La Quinta, California: It was a crazy week - with having our car in the shop and jury duty - and the temperatures were over 110 degrees daily. Fun times! I always plan the weekly menu, and the plans mostly work out. Not this week. As promised, this is what we ate last week:

MONDAY: I had a cup of cooked farro in the freezer, so made a salad with farro, garbanzo beans, red onion, cherry tomatoes and artichoke hearts. The dressing was a lemony vinaigrette, and it was served it on a bed of arugula, garnished with crumbled feta. I posted this photo on Instagram with the caption Fresh salad in 37-year-old bowl.

TUESDAY: Another find from the freezer was a quart of stock with an "Asian chicken stock" label. I cannot exactly remember what chicken recipe I had made to cause the resulting stock to be Asian, but went with the flow. Ramen! Sautéed baby bok choy, ramen noodles, and garnished with sliced green onion. Eaten at the kitchen island bar, served with Japanese cucumber (from Gina's garden) salad (sunomono) and watermelon.

WEDNESDAY: An experiment! I rarely make meatloaf. Don't know why - it is cheap and delicious - but it seems like a "wintery" meal and it certainly rarely seems "wintery" here. A meatloaf recipe came up on my laptop rabbit's-hole-of-internet-stuff last week. It seemed interesting to use ground-up English muffins in a meatloaf, so I gave it a whirl (really, I whirled the muffin in my mini food processor). I made a half-recipe, using one egg and 2 Tablespoons ketchup, but had to laugh - after the English muffin had been ground - it looked exactly like the panko I usually use in meatloaf. The meatloaf was good, but with no pizzazz. No garlic? No basil? No oregano? It was served with the last of Gina's gold potatoes - which were roasted in garlic and duck fat - and asparagus.

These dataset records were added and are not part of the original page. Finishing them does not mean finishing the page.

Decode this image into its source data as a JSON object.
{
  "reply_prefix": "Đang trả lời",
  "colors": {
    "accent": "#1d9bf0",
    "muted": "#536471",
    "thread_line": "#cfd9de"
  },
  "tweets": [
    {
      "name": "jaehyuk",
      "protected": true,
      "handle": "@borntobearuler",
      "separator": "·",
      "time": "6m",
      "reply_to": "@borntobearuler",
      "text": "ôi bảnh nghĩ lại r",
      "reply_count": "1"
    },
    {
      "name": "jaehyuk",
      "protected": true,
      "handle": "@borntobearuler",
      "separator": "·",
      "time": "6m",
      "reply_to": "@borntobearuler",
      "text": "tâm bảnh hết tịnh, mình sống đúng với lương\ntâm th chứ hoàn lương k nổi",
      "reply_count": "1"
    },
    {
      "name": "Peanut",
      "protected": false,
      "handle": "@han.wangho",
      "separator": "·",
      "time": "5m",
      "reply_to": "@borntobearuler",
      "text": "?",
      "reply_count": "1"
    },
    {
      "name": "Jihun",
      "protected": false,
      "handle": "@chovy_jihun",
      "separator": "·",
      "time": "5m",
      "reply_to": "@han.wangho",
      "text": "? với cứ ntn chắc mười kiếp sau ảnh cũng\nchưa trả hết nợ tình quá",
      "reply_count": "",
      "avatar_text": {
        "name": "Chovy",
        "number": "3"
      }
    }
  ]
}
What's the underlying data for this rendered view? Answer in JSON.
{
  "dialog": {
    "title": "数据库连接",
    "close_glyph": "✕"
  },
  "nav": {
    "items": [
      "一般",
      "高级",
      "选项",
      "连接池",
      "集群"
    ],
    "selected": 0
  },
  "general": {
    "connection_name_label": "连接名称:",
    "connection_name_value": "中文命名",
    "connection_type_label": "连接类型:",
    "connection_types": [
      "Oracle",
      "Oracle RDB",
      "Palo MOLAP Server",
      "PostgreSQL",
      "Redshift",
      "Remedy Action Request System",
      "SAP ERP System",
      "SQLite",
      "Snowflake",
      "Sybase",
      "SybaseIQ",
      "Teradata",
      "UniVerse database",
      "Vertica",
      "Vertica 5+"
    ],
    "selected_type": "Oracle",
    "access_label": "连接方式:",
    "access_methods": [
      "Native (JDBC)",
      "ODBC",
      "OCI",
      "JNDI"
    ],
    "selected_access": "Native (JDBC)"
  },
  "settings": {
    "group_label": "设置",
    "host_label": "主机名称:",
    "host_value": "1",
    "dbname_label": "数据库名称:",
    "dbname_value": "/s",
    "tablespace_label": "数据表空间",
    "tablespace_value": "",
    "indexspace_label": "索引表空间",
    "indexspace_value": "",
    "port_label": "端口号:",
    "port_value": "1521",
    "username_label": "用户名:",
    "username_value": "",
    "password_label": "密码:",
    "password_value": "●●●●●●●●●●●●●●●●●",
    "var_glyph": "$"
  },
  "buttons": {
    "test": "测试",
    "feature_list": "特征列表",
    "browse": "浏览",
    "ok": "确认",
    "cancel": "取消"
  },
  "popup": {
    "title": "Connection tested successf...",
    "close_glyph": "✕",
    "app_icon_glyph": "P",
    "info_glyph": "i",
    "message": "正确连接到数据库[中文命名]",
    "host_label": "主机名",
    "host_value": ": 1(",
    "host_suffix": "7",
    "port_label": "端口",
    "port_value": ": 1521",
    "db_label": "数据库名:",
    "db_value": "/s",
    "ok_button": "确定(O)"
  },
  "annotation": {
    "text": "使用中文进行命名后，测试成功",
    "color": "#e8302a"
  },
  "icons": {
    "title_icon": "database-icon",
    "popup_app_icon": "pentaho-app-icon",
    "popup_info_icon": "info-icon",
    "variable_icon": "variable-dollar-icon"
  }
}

THURSDAY: Last evening the word came down that I would be required at the county courthouse to report for jury duty today. The plans for Mushroom Bourguignon (again, half recipe) were scraped. This is a time-consuming recipe and probably not something I would want to tackle after a day of jury duty. Dave was going to hit-up Costco while I was at jury duty, so I asked him to pick-up a rotisserie chicken... which I shredded and rolled into enchiladas. A can of enchilada sauce was poured over. Done and done. Took twenty minutes to prepare. While the enchiladas were baking, I had time for a little plate of nibbles and an icy cold martini (remember the $16.99 jug o' gin Dave also brought home from Costco?). The enchiladas were served with Ambrosia melon from Gina's garden:

FRIDAY: Jury duty complete, an eggplant was sliced into two large "steaks" and were salted and weighted between layers of paper towels in the fridge most of the day. While that was happening, the bag of tomato ends, tops, soggy tomatoes, or wrinkly tomatoes I stash in the freezer, were turned into a few cups of marinara. No, I do not peel the tomatoes. I sautéed a bit of shallot and garlic, added the frozen tomatoes pieces, along with a handful of basil from the garden, and let it simmer for an - hour or so. When cool, the mush was pureed. Voila - just enough marinara for two. The eggplant slabs were dredged in flour, dipped in an egg wash and then coated in a panko-parmesan-parsley blend, then sautéed/fried in olive oil. Though not a very pretty photograph, this was probably the best meal of the week.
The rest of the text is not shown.